In compliance with local, state, and federal #COVID19 directives, all #AMCTheatres locations are now closed for at least 6-12 weeks. AMC Stubs A-List memberships will be paused automatically during the time AMC theatres are closed.
— AMC Theatres (@AMCTheatres) March 17, 2020
There’s a possibility that AMC could use funds through the government’s stimulus package in response to the coronavirus outbreak. It would reduce its borrowings and allow them to weather the storm that has shuttered their doors until such a time when they can safely reopen.
AMC Furloughs Employees, Stops Paying Rent
A letter obtained by Deadline from Senior Vice-President of Development & International Daniel E. Ellis to an AMC landlord details the company furloughed 25,000 employees and will no longer be paying rent to the unnamed landlord.
Ellis writes, “Some of the steps AMC has implemented are: (a) making the very difficult decision to furlough over 25,000 employees in the United States, (b) instituting a reduced pay program for theatre General Managers, (c) placing a hold on discretionary capital expenditures, and (d) making significant cost and personnel cuts at AMC’s corporate office.”
He also adds, “The final step AMC is currently taking directly impacts you. Without revenue from its theatres, AMC will cease paying rent and charges under the lease effective as of April 1, 2020.”
“AMC intends to advocate at the federal level for appropriate relief for the theatre exhibition and real estate industries.
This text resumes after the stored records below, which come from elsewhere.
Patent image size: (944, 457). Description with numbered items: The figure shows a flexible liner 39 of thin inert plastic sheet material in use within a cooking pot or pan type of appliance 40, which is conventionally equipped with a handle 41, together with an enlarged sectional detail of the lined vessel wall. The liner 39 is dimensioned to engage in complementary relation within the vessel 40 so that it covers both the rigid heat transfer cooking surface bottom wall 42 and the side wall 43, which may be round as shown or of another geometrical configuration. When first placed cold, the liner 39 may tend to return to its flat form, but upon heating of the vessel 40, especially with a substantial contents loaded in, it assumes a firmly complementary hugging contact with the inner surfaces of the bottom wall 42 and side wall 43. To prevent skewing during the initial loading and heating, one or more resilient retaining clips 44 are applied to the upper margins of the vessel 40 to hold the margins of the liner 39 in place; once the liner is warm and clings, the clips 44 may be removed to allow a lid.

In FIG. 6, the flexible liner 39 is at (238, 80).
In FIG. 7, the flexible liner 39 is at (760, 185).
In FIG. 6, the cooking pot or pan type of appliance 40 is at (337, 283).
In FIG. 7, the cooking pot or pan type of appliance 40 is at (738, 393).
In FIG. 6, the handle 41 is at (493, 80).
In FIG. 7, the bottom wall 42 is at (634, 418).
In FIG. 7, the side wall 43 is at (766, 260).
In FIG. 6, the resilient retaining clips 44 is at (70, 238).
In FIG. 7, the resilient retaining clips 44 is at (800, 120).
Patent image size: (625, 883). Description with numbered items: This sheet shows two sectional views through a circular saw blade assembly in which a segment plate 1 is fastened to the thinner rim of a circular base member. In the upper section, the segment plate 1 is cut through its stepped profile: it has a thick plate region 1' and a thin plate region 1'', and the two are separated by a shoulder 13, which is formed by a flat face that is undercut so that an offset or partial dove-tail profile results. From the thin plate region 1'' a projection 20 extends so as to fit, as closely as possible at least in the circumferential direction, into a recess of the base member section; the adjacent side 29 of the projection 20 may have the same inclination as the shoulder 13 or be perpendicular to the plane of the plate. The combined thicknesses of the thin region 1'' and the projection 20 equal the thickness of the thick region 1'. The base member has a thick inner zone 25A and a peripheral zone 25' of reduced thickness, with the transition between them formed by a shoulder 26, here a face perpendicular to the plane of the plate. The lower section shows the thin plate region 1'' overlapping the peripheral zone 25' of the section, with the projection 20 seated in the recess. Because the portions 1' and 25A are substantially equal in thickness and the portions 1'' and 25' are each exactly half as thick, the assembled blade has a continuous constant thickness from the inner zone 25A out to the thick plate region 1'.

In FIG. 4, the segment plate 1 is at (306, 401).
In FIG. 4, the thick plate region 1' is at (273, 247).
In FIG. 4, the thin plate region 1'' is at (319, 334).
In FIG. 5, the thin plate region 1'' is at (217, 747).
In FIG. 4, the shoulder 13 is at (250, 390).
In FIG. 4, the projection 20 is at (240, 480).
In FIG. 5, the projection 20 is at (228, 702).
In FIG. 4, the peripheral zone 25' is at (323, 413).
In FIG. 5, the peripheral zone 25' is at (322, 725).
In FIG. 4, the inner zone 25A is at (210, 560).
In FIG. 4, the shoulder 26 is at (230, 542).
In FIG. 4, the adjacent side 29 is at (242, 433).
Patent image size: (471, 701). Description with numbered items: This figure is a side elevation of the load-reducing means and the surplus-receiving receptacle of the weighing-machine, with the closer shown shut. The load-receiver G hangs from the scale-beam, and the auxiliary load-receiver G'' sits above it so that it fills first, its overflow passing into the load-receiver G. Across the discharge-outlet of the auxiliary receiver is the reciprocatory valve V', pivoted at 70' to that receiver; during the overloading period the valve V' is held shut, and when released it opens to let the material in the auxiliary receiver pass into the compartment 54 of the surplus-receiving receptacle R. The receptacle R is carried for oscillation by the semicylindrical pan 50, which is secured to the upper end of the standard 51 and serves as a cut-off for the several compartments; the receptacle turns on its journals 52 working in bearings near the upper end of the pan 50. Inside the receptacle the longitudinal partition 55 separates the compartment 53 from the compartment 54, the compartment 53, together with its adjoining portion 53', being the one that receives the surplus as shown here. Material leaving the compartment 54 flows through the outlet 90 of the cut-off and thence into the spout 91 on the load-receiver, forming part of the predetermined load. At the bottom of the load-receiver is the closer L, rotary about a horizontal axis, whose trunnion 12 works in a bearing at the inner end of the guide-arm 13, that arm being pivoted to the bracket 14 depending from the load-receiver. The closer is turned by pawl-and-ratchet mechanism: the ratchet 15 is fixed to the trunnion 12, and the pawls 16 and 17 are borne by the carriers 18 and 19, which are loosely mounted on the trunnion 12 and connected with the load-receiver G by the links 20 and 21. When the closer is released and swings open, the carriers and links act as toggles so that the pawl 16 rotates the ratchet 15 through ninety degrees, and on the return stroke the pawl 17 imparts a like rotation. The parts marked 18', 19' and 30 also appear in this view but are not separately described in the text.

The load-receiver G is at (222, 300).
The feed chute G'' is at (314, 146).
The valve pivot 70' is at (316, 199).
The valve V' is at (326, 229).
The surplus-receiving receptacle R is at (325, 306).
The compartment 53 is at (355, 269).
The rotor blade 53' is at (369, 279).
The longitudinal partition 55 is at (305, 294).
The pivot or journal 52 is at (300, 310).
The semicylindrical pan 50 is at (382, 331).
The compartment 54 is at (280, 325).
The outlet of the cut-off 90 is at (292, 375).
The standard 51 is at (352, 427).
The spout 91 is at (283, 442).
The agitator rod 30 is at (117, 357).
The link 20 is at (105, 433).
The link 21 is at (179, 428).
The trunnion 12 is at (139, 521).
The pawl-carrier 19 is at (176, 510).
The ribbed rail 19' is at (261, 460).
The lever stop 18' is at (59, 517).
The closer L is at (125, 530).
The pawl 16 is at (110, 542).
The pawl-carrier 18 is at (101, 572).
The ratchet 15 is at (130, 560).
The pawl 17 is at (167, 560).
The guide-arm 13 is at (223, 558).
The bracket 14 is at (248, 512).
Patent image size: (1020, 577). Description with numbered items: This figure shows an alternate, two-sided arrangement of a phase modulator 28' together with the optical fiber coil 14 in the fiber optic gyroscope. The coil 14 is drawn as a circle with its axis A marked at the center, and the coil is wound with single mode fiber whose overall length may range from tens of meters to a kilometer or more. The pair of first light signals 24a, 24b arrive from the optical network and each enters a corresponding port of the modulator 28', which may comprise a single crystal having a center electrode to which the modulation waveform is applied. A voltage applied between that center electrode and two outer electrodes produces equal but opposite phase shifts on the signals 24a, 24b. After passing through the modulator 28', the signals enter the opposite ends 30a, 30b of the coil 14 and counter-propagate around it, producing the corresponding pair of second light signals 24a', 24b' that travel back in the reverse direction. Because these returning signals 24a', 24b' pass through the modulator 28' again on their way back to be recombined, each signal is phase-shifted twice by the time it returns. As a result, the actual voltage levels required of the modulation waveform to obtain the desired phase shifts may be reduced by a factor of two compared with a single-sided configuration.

AMC is willing to discuss with you any suggestions you may have for getting through this crisis and planning for when AMC can reopen and pay rent,” concludes the letter.
AMC Struggling Before Coronavirus
The year 2019 had record breaking box office numbers, with several blockbuster films as well as really great auteur movies coming out. However, AMC ran a deficit losing more than $100 million in that same year. The company reports a total deficit of five billion plus dollars as well as losses of $149 million.
Given the current year for the theater chain, it’s unlikely that they’ll bounce back. For the future of the movie business it could certainly mean less screens for studios to show their films. And this could translate to lower box office numbers. Imagine 2019 without AMC theaters- and how much that would impact those billion dollar box office films.
There’s a bit of uncertainty as to if those films would even get close to those kinds of dollar amounts. Some sites such as Deadline have speculated that Chapter 11 bankruptcy could be an option to help the struggling theater chain.
AMC touts 1,000 theaters and 11,000 screens across the globe. Imagine losing all of those in 2021. Especially with all those films coming out next year that’ve been moved from this year. In the short term of it, AMC might have to reduce their theaters. They will have to radically change some of their services to reduce operating costs and overhead.
Past Theater Struggles
This could also cause a lot of further inspection of other theaters and their financial health. Edwards, Cinemark, Arclight, Harkins, Regal and a number of other venues might land under the microscope. It all depends on how long the COVID-19 pandemic lasts. Looking at the market in broader terms, a number of businesses will have a rough time this year because of stay at home orders.
The theater industry is no stranger to struggles. Between 1999 and 2001, a number of theaters declared bankruptcy including Regal, Cineplex, Edwards, Mann, and UA. Their problem at the time was expanding was too fast. What ended up happening is the theater business was consolidated with Cineplex merging with AMC and Regal absorbing Edwards and United Theaters.
What do you think about this news regarding AMC’s current financial situation? Do you think they’ll recover? Or is this going to be a permanent change to our theatrical landscape once the lockdowns are over?